If the technical data is merely loaded onto a standard computer that has not otherwise been modified,  the computer does not become 3A611.x. The computer retains its original EAR99, 4A994 or 4A003 classification. The ITAR technical data retains its XI(d) classification.


Are there any specific instructions on scrapping ITAR controlled items in the ITAR regulations? Like, "must not be recognizable as the original item?" In our case, our scrap company is in New Hampshire; they grind it up and sell as scrap. I was wondering if there was an ITAR reference that could be incorporated into procedures.

There are no ITAR issues if there are no exports. The ITAR does not address your issue directly.  
 
The ITAR does not control something that is not on the USML. So, I assume you are looking at what needs to be done so an item on the USML becomes something that is no longer an item on the USML. First, I will say it depends on the item. While I do not know the exact details of the grinding process, many USML items (examples, pump, printed circuit board, electronic component, radio, rifle, night vision goggles) that are ground up into tiny pieces cease to be USML items. On the other hand, if a certain powder or propellant is USML controlled based on its chemical nature/performance/properties, then I do not think grinding it up would cause it to cease to be a USML item.


I want to establish a transit stock in Germany for my potential customers. I will export software and IT accessories and keep it on my transit stock, until it's delivered to the end customer in former soviet countries. From an export compliance perspective, I do not know my end user when exporting to Germany and just making stock building. No BIS authorization is required when the "ship to" is Germany.
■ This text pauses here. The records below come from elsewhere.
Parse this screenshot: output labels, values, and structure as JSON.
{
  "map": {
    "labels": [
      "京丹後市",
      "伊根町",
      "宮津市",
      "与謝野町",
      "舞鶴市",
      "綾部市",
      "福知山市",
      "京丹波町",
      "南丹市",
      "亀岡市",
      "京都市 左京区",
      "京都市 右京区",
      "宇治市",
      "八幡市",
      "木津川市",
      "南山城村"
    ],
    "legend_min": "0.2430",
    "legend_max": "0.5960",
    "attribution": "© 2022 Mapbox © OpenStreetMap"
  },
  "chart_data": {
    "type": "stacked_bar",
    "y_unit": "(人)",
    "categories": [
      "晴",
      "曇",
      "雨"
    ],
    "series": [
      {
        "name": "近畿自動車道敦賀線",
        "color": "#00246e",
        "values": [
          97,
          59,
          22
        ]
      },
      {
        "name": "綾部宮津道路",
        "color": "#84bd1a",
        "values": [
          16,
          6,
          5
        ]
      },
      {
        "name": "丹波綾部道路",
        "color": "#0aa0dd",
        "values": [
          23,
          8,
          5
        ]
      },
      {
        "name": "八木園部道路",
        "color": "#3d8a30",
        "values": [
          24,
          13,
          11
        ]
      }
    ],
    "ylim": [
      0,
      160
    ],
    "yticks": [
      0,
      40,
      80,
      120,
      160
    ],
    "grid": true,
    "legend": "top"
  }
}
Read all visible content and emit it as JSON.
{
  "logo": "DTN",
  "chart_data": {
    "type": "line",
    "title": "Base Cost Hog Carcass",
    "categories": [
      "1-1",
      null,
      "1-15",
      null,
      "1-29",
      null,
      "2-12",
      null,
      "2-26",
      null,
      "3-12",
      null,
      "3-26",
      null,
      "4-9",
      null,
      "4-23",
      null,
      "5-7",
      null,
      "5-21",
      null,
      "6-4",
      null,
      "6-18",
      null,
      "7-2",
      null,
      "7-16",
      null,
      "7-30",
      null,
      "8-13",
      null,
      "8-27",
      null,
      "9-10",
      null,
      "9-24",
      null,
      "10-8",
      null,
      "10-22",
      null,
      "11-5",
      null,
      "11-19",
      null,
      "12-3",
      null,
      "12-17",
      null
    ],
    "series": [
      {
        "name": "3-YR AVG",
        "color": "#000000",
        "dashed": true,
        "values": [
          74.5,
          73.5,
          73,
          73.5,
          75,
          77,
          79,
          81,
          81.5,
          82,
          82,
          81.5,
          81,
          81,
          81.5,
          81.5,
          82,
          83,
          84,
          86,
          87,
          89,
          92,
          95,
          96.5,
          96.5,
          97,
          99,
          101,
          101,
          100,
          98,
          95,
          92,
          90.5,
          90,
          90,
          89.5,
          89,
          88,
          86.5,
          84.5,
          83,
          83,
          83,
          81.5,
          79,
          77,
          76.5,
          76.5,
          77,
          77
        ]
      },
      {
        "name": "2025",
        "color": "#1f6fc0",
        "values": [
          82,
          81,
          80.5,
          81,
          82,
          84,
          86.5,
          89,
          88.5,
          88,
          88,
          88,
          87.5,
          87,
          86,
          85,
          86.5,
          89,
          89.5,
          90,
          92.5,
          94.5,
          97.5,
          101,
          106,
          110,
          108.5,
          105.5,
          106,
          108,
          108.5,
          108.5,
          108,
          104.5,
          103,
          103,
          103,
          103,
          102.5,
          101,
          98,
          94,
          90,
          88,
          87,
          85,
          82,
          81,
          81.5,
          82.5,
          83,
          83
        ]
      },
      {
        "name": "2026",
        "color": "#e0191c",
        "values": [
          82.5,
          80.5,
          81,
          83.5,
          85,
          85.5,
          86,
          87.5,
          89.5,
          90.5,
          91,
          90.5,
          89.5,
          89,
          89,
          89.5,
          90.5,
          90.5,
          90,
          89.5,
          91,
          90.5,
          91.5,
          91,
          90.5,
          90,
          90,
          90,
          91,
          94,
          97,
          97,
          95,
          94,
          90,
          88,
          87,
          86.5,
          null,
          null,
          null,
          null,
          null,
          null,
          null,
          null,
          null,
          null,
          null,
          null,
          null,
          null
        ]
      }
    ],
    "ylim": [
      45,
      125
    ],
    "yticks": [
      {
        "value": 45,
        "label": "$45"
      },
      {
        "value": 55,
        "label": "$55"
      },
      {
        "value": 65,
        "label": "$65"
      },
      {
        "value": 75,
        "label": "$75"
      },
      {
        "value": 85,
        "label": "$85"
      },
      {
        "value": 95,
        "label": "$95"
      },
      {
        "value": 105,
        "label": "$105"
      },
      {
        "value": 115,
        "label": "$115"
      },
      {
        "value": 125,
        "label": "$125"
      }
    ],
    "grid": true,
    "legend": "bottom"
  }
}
But do I still need to report CCL items when they go to other countries from Germany?

Generally speaking, the same US requirements apply to shipping a US item from Germany to X as would apply when shipping the same item from the US to the same X.  So, for example, if I need an export license to export my item from the US to the Crimea region in Ukraine, I need a reexport license to send the same item from Germany to the Crimea region of Ukraine.


I am the owner of a small, contract machine shop located in the US. All my employees are US citizens. We build to customer drawings, many of which fall under ITAR restrictions. My customer assembles my components, along with others we do not supply, into complicated hydraulic valves and then sells them to a “Prime” defense contractor. A local businessman, who is a US citizen, approached me and offered to buy my business. He is a minority shareholder in a local corporation, the majority shareholder is a resident of India, and is not a US citizen. The non-US citizen would not have any responsibilities at the shop, he is basically an investor. My company is not currently ITAR registered. What steps would I have to take to sell my business and ensure ITAR compliance?

If you build ITAR controlled items to customer's ITAR documents and specs, you must register with DDTC per ITAR Part 122. Once registered, ITAR 122 requires that you notify DDTC prior to selling your business to a foreign person.